Hashes and eTags: best practices

Cloud Storage encourages users to validate the data they transfer to/from their buckets using either CRC32C or MD5 checksums. This section describes best practices for performing these validations.

Using hashes for integrity checking

There are a variety of ways that data can be corrupted while uploading to or downloading from the Cloud:

  • Noisy network links
  • Memory errors on client or server computers, or routers along the path
  • Software bugs (e.g., in a library that customers use)

To protect against data corruption, Cloud Storage supports two types of hashes: CRC32C and MD5. CRC32C is the recommended validation method. Customers that prefer MD5 can use that hash, but MD5 hashes are not supported for composite objects.

CRC32C

All Cloud Storage objects have a CRC32C hash.
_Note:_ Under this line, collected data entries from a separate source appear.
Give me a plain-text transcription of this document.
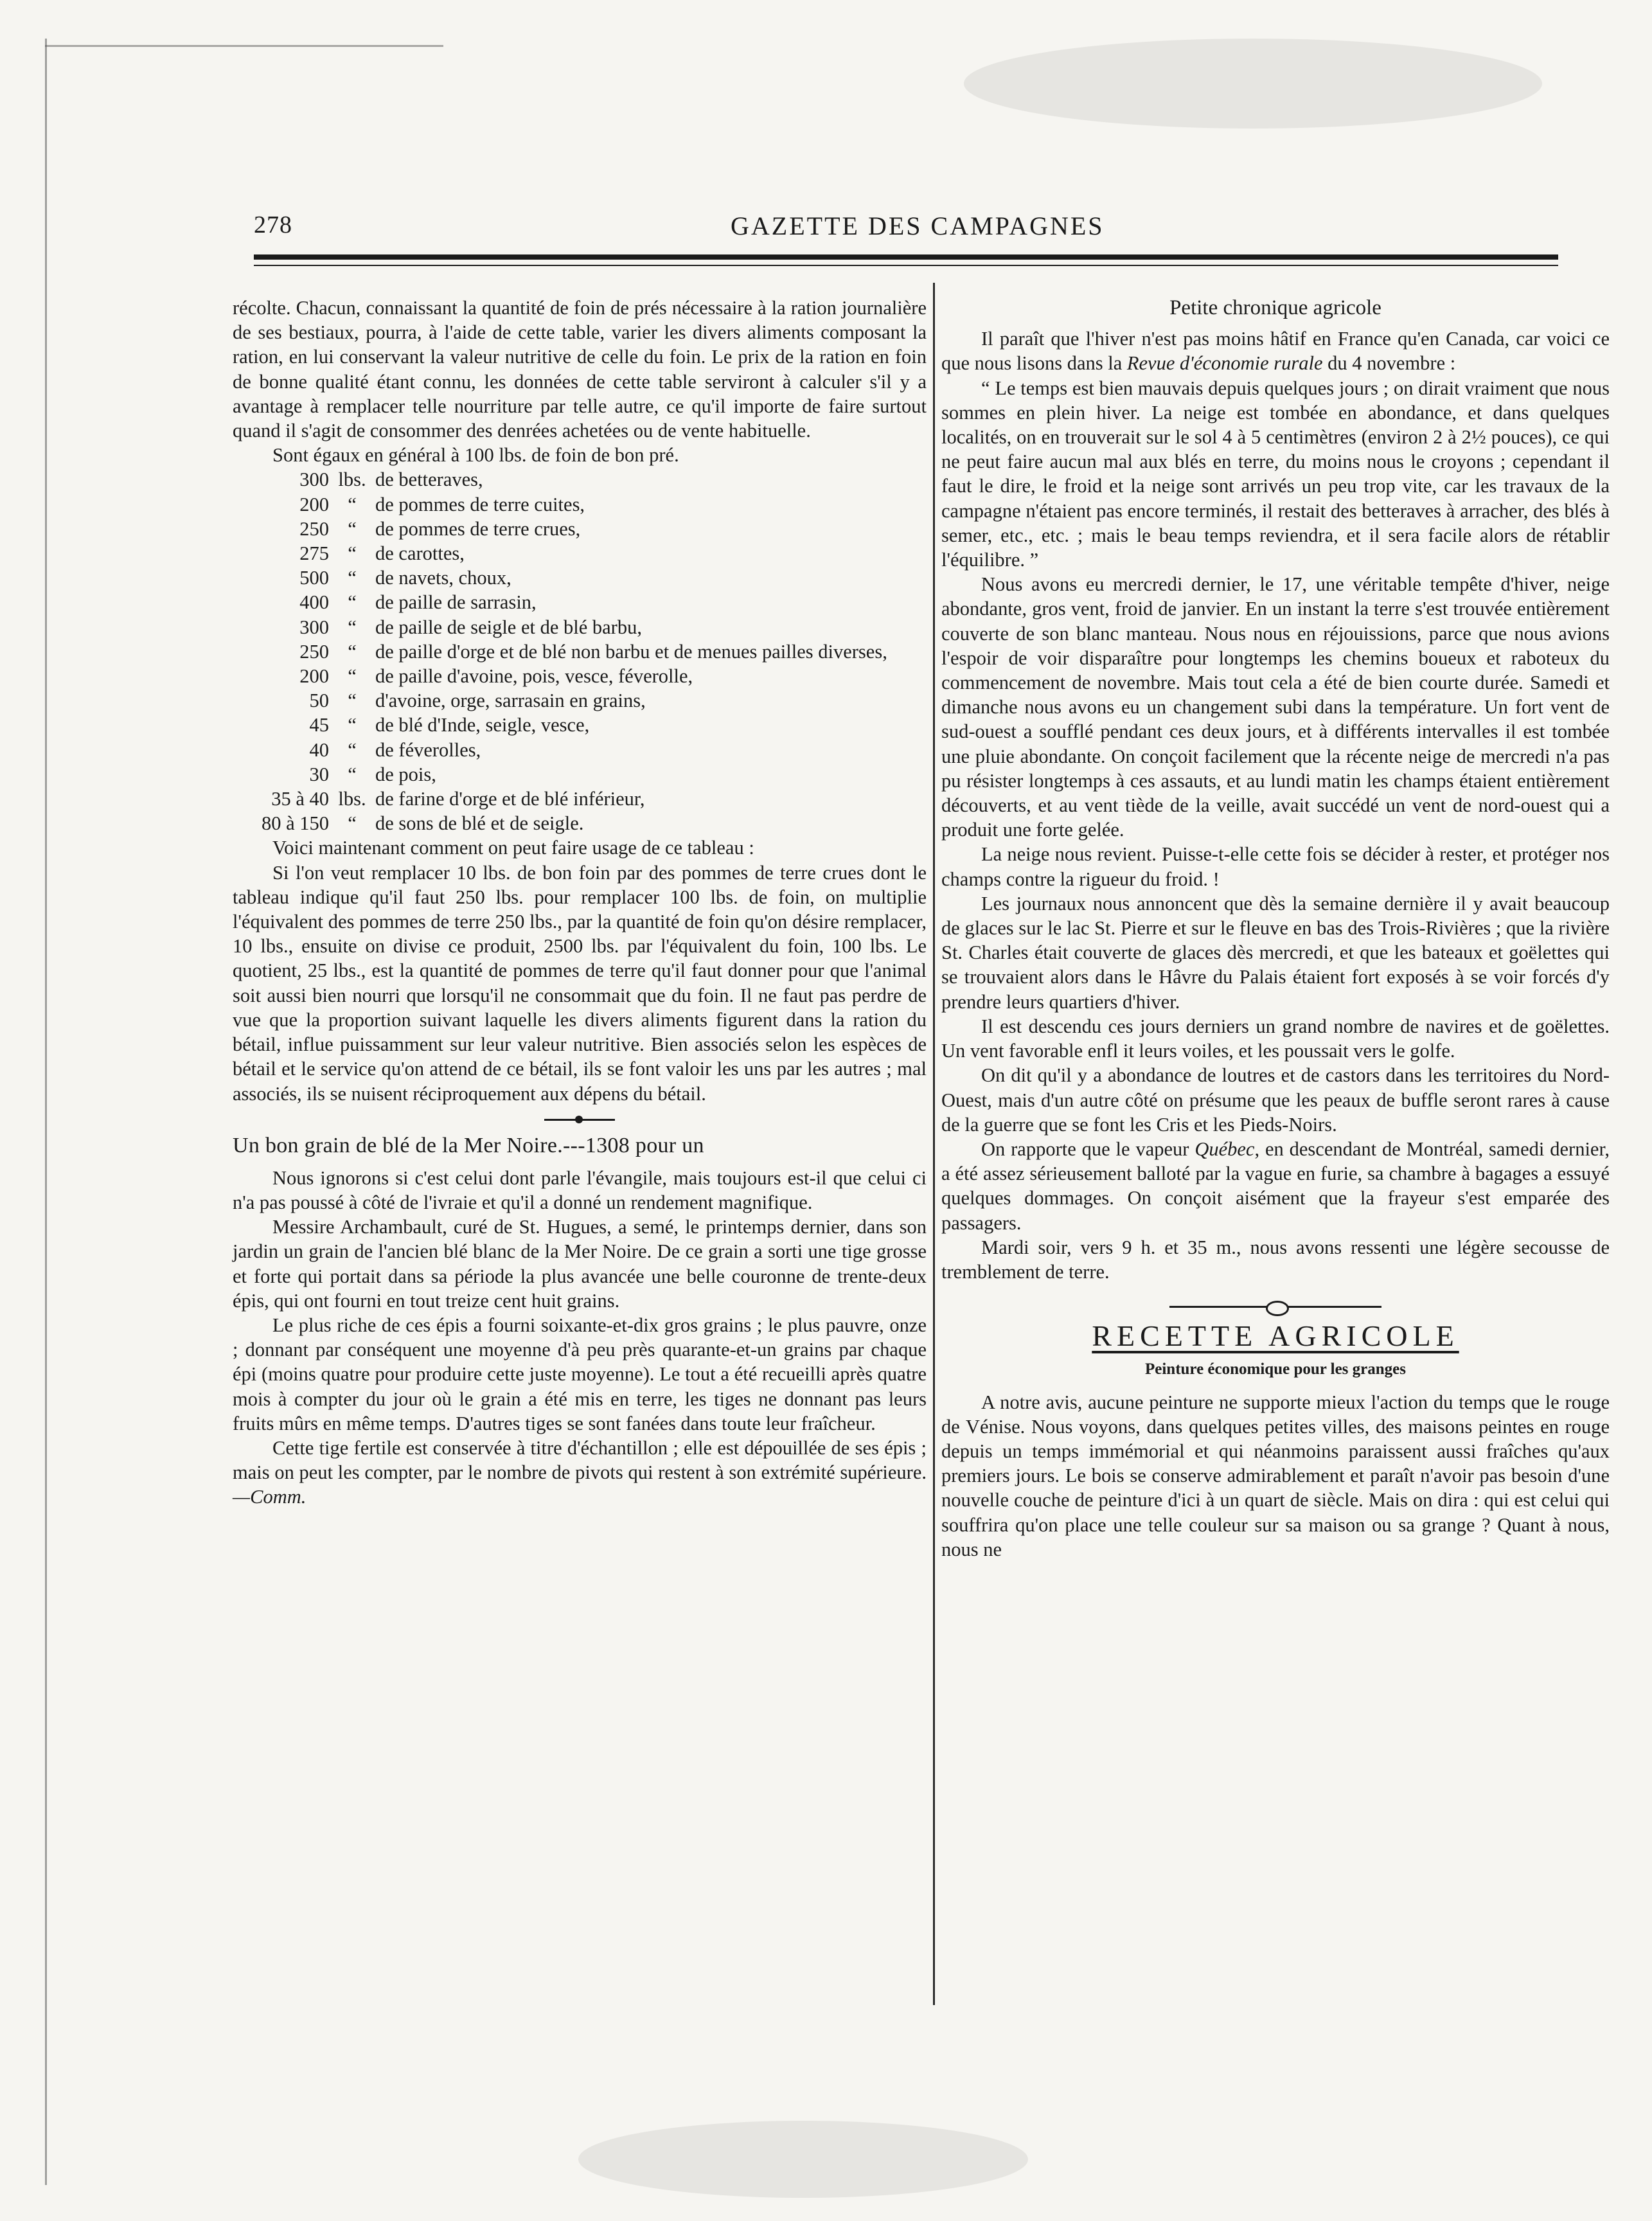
278	GAZETTE DES CAMPAGNES

récolte. Chacun, connaissant la quantité de foin de prés nécessaire à la ration journalière de ses bestiaux, pourra, à l'aide de cette table, varier les divers aliments composant la ration, en lui conservant la valeur nutritive de celle du foin. Le prix de la ration en foin de bonne qualité étant connu, les données de cette table serviront à calculer s'il y a avantage à remplacer telle nourriture par telle autre, ce qu'il importe de faire surtout quand il s'agit de consommer des denrées achetées ou de vente habituelle.

Sont égaux en général à 100 lbs. de foin de bon pré.

300 lbs. de betteraves,
200 “ de pommes de terre cuites,
250 “ de pommes de terre crues,
275 “ de carottes,
500 “ de navets, choux,
400 “ de paille de sarrasin,
300 “ de paille de seigle et de blé barbu,
250 “ de paille d'orge et de blé non barbu et de menues pailles diverses,
200 “ de paille d'avoine, pois, vesce, féverolle,
50 “ d'avoine, orge, sarrasain en grains,
45 “ de blé d'Inde, seigle, vesce,
40 “ de féverolles,
30 “ de pois,
35 à 40 lbs. de farine d'orge et de blé inférieur,
80 à 150 “ de sons de blé et de seigle.

Voici maintenant comment on peut faire usage de ce tableau :

Si l'on veut remplacer 10 lbs. de bon foin par des pommes de terre crues dont le tableau indique qu'il faut 250 lbs. pour remplacer 100 lbs. de foin, on multiplie l'équivalent des pommes de terre 250 lbs., par la quantité de foin qu'on désire remplacer, 10 lbs., ensuite on divise ce produit, 2500 lbs. par l'équivalent du foin, 100 lbs. Le quotient, 25 lbs., est la quantité de pommes de terre qu'il faut donner pour que l'animal soit aussi bien nourri que lorsqu'il ne consommait que du foin. Il ne faut pas perdre de vue que la proportion suivant laquelle les divers aliments figurent dans la ration du bétail, influe puissamment sur leur valeur nutritive. Bien associés selon les espèces de bétail et le service qu'on attend de ce bétail, ils se font valoir les uns par les autres ; mal associés, ils se nuisent réciproquement aux dépens du bétail.

Un bon grain de blé de la Mer Noire.---1308 pour un

Nous ignorons si c'est celui dont parle l'évangile, mais toujours est-il que celui ci n'a pas poussé à côté de l'ivraie et qu'il a donné un rendement magnifique.

Messire Archambault, curé de St. Hugues, a semé, le printemps dernier, dans son jardin un grain de l'ancien blé blanc de la Mer Noire. De ce grain a sorti une tige grosse et forte qui portait dans sa période la plus avancée une belle couronne de trente-deux épis, qui ont fourni en tout treize cent huit grains.

Le plus riche de ces épis a fourni soixante-et-dix gros grains ; le plus pauvre, onze ; donnant par conséquent une moyenne d'à peu près quarante-et-un grains par chaque épi (moins quatre pour produire cette juste moyenne). Le tout a été recueilli après quatre mois à compter du jour où le grain a été mis en terre, les tiges ne donnant pas leurs fruits mûrs en même temps. D'autres tiges se sont fanées dans toute leur fraîcheur.

Cette tige fertile est conservée à titre d'échantillon ; elle est dépouillée de ses épis ; mais on peut les compter, par le nombre de pivots qui restent à son extrémité supérieure.—Comm.

Petite chronique agricole

Il paraît que l'hiver n'est pas moins hâtif en France qu'en Canada, car voici ce que nous lisons dans la Revue d'économie rurale du 4 novembre :

“ Le temps est bien mauvais depuis quelques jours ; on dirait vraiment que nous sommes en plein hiver. La neige est tombée en abondance, et dans quelques localités, on en trouverait sur le sol 4 à 5 centimètres (environ 2 à 2½ pouces), ce qui ne peut faire aucun mal aux blés en terre, du moins nous le croyons ; cependant il faut le dire, le froid et la neige sont arrivés un peu trop vite, car les travaux de la campagne n'étaient pas encore terminés, il restait des betteraves à arracher, des blés à semer, etc., etc. ; mais le beau temps reviendra, et il sera facile alors de rétablir l'équilibre. ”

Nous avons eu mercredi dernier, le 17, une véritable tempête d'hiver, neige abondante, gros vent, froid de janvier. En un instant la terre s'est trouvée entièrement couverte de son blanc manteau. Nous nous en réjouissions, parce que nous avions l'espoir de voir disparaître pour longtemps les chemins boueux et raboteux du commencement de novembre. Mais tout cela a été de bien courte durée. Samedi et dimanche nous avons eu un changement subi dans la température. Un fort vent de sud-ouest a soufflé pendant ces deux jours, et à différents intervalles il est tombée une pluie abondante. On conçoit facilement que la récente neige de mercredi n'a pas pu résister longtemps à ces assauts, et au lundi matin les champs étaient entièrement découverts, et au vent tiède de la veille, avait succédé un vent de nord-ouest qui a produit une forte gelée.

La neige nous revient. Puisse-t-elle cette fois se décider à rester, et protéger nos champs contre la rigueur du froid. !

Les journaux nous annoncent que dès la semaine dernière il y avait beaucoup de glaces sur le lac St. Pierre et sur le fleuve en bas des Trois-Rivières ; que la rivière St. Charles était couverte de glaces dès mercredi, et que les bateaux et goëlettes qui se trouvaient alors dans le Hâvre du Palais étaient fort exposés à se voir forcés d'y prendre leurs quartiers d'hiver.

Il est descendu ces jours derniers un grand nombre de navires et de goëlettes. Un vent favorable enfl it leurs voiles, et les poussait vers le golfe.

On dit qu'il y a abondance de loutres et de castors dans les territoires du Nord-Ouest, mais d'un autre côté on présume que les peaux de buffle seront rares à cause de la guerre que se font les Cris et les Pieds-Noirs.

On rapporte que le vapeur Québec, en descendant de Montréal, samedi dernier, a été assez sérieusement balloté par la vague en furie, sa chambre à bagages a essuyé quelques dommages. On conçoit aisément que la frayeur s'est emparée des passagers.

Mardi soir, vers 9 h. et 35 m., nous avons ressenti une légère secousse de tremblement de terre.

RECETTE AGRICOLE

Peinture économique pour les granges

A notre avis, aucune peinture ne supporte mieux l'action du temps que le rouge de Vénise. Nous voyons, dans quelques petites villes, des maisons peintes en rouge depuis un temps immémorial et qui néanmoins paraissent aussi fraîches qu'aux premiers jours. Le bois se conserve admirablement et paraît n'avoir pas besoin d'une nouvelle couche de peinture d'ici à un quart de siècle. Mais on dira : qui est celui qui souffrira qu'on place une telle couleur sur sa maison ou sa grange ? Quant à nous, nous ne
Libraries for computing CRC32C include:

The Base64 encoded CRC32C is in big-endian byte order.

MD5

Cloud Storage supports an MD5 hash for non-composite objects. This hash only applies to a complete object, so it cannot be used to integrity check partial downloads caused by performing a range GET.

ETags

For non-composite objects, the XML API uses the object's MD5 for the value of the ETag header. In all other cases, users should make no assumptions about the value used in an ETag except that it changes whenever the underlying data changes, per the specification.

The same object can have a different ETag value when it's requested from the XML API compared to the JSON API.

Validation

A download integrity check can be performed by hashing downloaded data on the fly and comparing your results to server-supplied hashes. You should discard downloaded data with incorrect hash values, and you should use retry logic to avoid potentially expensive infinite loops.

Cloud Storage performs server-side validation in the following cases:

  • When you perform a copy or rewrite request within Cloud Storage.

  • When supplying an object's expected MD5 or CRC32C hash in an upload request. Cloud Storage only creates the object if the hash you provide matches the value Cloud Storage calculates.

Alternatively, users can choose to perform client-side validation of their uploads by issuing a request for the uploaded object's metadata, comparing the reported hash value, and deleting the object in case of a mismatch. This method is useful if the object's MD5 or CRC32C hash isn't known at the start of the upload. To avoid race conditions where independent processes delete or replace each other's data, we also recommend that you use object generations and preconditions.

In the case of parallel composite uploads, users should perform an integrity check for each component upload and then use component preconditions with their compose requests to protect against race conditions. Object composition offers no server-side MD5 validation, so users who wish to perform an end-to-end integrity check should apply client-side validation to the new composite object.

At the end of each copy operation, the gsutil cp and rsync commands validate that the checksum of the local file matches that of the checksum of the object stored in Cloud Storage. If it does not, gsutil deletes the invalid copy and prints a warning message. This very rarely happens. If it does, you can retry the operation.

XML API

In the XML API, base64-encoded MD5 and CRC32C hashes are exposed and accepted via the x-goog-hash header. In the past, MD5s were used as object ETags, but users should avoid assuming this since some objects use opaque ETag values that make no guarantees outside of changing when the object changes.

Server-side upload validation can be performed by supplying locally computed hashes via the x-goog-hash request header. Additionally, the MD5 can be supplied using the standard HTTP Content-MD5 header (see the specification).

JSON API

In the JSON API, the objects resource md5Hash and crc32c properties contain base64-encoded MD5 and CRC32C hashes, respectively. Providing either metadata property is optional. Supplying either property as part of a resumable upload or JSON API multipart upload triggers server-side validation for the new object. If Cloud Storage calculates a value for either property that does not match a supplied value, the object is not created. If the properties are not provided in an upload, Cloud Storage calculates the values and writes them to the object's metadata.